All das muss in Harmonie sein. Das heißt für mich: entwickeln. Und das heißt nicht, dass wir, ich sage es mal salopp, beim 70er-Jahre-Charme stehen bleiben. Das wäre sehr gefährlich. Das heißt aber auch nicht, dass alles wegmuss, was aus den 70ern stammt.

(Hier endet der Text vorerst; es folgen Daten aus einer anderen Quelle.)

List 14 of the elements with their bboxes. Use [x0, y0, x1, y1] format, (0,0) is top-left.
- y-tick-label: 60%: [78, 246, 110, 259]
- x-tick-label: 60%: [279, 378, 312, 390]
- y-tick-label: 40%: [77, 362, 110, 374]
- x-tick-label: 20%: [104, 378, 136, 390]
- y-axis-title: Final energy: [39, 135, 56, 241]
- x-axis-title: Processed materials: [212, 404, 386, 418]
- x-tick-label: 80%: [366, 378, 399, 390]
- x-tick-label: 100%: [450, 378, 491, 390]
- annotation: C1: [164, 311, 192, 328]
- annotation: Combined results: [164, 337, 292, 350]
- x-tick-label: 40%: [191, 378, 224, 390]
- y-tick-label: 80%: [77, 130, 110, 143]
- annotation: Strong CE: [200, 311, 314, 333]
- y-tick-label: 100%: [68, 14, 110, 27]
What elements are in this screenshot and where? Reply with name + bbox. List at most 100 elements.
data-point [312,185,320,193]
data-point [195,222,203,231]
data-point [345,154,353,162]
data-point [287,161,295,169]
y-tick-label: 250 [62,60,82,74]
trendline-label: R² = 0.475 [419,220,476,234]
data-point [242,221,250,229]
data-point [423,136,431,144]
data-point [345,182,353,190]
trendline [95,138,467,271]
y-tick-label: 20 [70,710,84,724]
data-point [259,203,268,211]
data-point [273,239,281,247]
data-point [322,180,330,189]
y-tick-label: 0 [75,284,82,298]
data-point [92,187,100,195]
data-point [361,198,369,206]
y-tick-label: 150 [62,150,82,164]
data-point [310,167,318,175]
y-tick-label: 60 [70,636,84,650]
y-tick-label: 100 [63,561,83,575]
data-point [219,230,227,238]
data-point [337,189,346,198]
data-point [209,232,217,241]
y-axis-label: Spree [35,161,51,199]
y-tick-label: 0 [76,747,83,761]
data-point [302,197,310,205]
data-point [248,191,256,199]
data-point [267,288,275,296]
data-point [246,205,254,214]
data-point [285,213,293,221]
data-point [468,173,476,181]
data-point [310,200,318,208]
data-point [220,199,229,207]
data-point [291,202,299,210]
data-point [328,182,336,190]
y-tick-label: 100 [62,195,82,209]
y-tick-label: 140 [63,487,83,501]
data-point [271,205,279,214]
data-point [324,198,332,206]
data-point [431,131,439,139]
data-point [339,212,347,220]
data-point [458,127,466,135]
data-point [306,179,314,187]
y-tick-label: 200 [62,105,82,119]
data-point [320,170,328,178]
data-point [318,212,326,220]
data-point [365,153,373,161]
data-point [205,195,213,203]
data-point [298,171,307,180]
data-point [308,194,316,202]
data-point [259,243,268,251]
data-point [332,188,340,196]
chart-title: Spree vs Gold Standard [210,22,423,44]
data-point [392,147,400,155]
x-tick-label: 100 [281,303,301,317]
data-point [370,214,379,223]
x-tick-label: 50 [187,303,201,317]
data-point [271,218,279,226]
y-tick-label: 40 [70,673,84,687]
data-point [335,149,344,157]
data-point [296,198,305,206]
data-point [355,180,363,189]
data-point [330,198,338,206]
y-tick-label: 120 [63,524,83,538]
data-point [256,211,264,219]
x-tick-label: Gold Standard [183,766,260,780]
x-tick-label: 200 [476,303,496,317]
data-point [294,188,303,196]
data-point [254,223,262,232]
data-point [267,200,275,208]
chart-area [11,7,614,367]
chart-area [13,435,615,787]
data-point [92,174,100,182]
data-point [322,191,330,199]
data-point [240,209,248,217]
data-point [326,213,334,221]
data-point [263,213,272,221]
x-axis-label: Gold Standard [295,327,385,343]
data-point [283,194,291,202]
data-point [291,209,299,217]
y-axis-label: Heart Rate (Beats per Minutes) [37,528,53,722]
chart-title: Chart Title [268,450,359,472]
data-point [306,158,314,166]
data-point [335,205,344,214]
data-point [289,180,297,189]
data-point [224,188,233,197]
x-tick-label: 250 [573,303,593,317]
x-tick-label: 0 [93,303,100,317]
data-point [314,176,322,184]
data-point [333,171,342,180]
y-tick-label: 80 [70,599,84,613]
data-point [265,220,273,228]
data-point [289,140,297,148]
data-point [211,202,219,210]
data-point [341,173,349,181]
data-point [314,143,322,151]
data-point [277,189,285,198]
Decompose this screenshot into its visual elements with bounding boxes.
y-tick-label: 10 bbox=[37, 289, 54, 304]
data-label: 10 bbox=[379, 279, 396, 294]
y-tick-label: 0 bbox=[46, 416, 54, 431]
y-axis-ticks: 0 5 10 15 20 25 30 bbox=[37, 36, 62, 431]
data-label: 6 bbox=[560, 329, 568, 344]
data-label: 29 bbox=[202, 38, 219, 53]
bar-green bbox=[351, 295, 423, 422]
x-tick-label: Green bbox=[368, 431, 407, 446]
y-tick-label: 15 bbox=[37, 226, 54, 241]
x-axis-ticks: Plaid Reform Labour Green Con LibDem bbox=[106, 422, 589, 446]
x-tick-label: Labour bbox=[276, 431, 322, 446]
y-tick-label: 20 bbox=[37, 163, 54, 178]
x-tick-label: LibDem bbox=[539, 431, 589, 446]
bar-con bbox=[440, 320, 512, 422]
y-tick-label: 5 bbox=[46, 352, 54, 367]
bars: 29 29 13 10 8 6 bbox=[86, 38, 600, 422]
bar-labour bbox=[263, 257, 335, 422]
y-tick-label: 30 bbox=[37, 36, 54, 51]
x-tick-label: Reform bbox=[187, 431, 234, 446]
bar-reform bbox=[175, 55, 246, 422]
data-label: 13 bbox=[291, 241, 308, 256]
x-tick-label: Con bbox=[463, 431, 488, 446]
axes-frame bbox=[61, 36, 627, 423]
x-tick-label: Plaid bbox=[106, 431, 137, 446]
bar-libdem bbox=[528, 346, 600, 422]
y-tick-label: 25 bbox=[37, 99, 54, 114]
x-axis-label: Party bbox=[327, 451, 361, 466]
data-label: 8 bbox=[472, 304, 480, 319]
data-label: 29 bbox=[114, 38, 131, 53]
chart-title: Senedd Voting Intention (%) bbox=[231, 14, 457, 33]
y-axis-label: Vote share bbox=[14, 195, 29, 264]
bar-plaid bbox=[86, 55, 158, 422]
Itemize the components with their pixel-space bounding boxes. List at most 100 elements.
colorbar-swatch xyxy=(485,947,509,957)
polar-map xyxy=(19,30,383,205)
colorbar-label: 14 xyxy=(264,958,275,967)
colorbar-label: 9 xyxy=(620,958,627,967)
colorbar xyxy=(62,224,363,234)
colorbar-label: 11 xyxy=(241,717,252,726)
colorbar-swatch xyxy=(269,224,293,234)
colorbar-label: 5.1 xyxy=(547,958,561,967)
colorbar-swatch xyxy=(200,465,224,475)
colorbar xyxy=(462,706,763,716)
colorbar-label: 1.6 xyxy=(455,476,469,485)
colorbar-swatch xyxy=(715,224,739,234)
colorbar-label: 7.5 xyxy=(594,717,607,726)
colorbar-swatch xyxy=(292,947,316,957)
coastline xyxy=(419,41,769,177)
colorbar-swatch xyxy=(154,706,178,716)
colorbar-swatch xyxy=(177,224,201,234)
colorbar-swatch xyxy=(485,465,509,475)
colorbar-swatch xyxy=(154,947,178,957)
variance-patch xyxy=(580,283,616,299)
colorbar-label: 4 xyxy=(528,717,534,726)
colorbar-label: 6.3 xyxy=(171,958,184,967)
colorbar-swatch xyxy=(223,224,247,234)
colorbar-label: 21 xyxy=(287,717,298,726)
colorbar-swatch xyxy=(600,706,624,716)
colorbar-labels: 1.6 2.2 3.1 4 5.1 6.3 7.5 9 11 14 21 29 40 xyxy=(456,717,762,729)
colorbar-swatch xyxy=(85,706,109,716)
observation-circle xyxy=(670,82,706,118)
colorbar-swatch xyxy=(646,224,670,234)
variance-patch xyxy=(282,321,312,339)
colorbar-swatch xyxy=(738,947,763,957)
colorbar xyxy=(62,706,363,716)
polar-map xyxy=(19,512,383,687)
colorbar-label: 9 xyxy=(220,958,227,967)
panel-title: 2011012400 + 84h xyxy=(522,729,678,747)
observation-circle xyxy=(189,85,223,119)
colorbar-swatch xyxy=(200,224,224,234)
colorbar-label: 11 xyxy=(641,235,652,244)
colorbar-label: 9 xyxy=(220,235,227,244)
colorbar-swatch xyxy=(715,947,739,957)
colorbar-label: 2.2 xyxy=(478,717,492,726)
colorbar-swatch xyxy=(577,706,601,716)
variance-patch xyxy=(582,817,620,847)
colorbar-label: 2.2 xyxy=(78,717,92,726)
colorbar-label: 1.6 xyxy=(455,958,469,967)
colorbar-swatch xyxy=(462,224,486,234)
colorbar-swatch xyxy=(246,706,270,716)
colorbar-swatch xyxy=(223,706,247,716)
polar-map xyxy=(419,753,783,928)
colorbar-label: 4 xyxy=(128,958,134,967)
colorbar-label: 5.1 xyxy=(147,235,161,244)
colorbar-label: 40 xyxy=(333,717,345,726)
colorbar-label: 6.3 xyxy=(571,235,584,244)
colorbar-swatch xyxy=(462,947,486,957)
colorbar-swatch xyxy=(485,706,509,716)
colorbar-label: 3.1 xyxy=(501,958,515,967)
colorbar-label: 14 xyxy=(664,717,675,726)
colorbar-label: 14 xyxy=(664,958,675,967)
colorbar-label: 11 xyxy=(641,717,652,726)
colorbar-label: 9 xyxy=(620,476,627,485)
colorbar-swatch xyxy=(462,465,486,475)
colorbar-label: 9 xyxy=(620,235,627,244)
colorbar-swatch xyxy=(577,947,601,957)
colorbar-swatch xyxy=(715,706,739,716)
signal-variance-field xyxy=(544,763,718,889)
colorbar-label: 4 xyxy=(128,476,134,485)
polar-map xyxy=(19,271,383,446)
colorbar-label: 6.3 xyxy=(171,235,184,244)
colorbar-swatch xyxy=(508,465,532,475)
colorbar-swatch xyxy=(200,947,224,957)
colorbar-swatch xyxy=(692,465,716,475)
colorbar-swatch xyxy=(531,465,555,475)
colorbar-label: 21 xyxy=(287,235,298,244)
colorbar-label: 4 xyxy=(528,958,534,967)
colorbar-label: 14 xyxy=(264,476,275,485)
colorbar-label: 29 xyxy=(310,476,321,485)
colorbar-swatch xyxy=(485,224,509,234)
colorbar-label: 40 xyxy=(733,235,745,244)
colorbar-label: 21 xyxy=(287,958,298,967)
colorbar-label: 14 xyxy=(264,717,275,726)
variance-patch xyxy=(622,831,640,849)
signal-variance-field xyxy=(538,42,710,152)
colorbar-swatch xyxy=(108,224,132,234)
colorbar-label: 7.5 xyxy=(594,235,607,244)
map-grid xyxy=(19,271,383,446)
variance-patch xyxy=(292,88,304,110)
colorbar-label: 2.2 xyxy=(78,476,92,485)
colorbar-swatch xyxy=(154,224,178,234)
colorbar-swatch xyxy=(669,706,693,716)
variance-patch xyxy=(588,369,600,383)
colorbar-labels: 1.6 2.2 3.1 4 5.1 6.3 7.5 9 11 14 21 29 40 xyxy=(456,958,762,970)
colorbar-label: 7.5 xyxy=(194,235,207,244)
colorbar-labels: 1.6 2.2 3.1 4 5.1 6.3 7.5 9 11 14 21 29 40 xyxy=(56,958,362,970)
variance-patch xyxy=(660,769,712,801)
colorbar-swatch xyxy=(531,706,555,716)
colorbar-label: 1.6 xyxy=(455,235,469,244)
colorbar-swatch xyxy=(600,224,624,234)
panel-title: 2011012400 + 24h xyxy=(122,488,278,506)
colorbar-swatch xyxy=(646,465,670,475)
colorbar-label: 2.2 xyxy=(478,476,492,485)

Es muss integriert werden, zusammen mit neuen Aspekten. Schauen wir nach Schleswig-Holstein: In St. Peter oder Grömitz sind Strandpromenaden heute Familienerlebnisse. In St. Peter Ording, da kann man zum Familienhaus laufen. Kinder haben Spaß, Familien fahren nach Hause mit einem tollen Erlebnis. Natürlich machen sie das auch, wenn sie auf Sylt waren. Aber meine Sorge ist: Wenn wir uns nicht weiterentwickeln, sagen sie eines Tages: „Na ja, war ganz nett da, aber nächstes Jahr müssen wir nicht nochmal hin.“ Und das darf natürlich nicht passieren.
Frank Bremser:
Das Land würde da auch unterstützend zur Seite stehen. Anträge müssen gestellt werden und die müssen dann auch kommen.
Claus Ruhe Madsen:
Natürlich müssen wir gemeinsam das Land Schleswig-Holstein miteinander entwickeln. Das soll auch Input sein, was kann man machen und ich finde es auch gut und richtig, wenn auch private Investoren, Unternehmerinnen und Unternehmer sagen, wir sind bereit, Euros in die Hand zu nehmen und ihren Beitrag leisten.
Ich weiß, dass es auf Sylt Unternehmer gibt, die Verschiedenes gemacht haben: Blumenkübel, Veranstaltungen, Engagement. All das zeigt: Wir müssen es gemeinsam erreichen.
Das Wichtigste ist die Debatte, der Dialog. Wir dürfen kein Tabuthema aufmachen und sagen: „Darüber reden wir lieber nicht – stell dir vor, das würde jemand hören.“ Genauso hoffen wir, dass es jemand hört! Nur so können wir jeden Tag miteinander besser werden.
Ich würde das gerne bildlich darstellen: Bayern München wird Deutscher Meister im Fußball. Aber die lehnen sich auch nicht zurück und sagen: „Wir brauchen nicht mehr trainieren, wir sind ja deutscher Meister.“ Die legen nach, die trainieren noch härter, weil sie Meister bleiben wollen.
Und genau so sollte sich auch Sylt verstehen.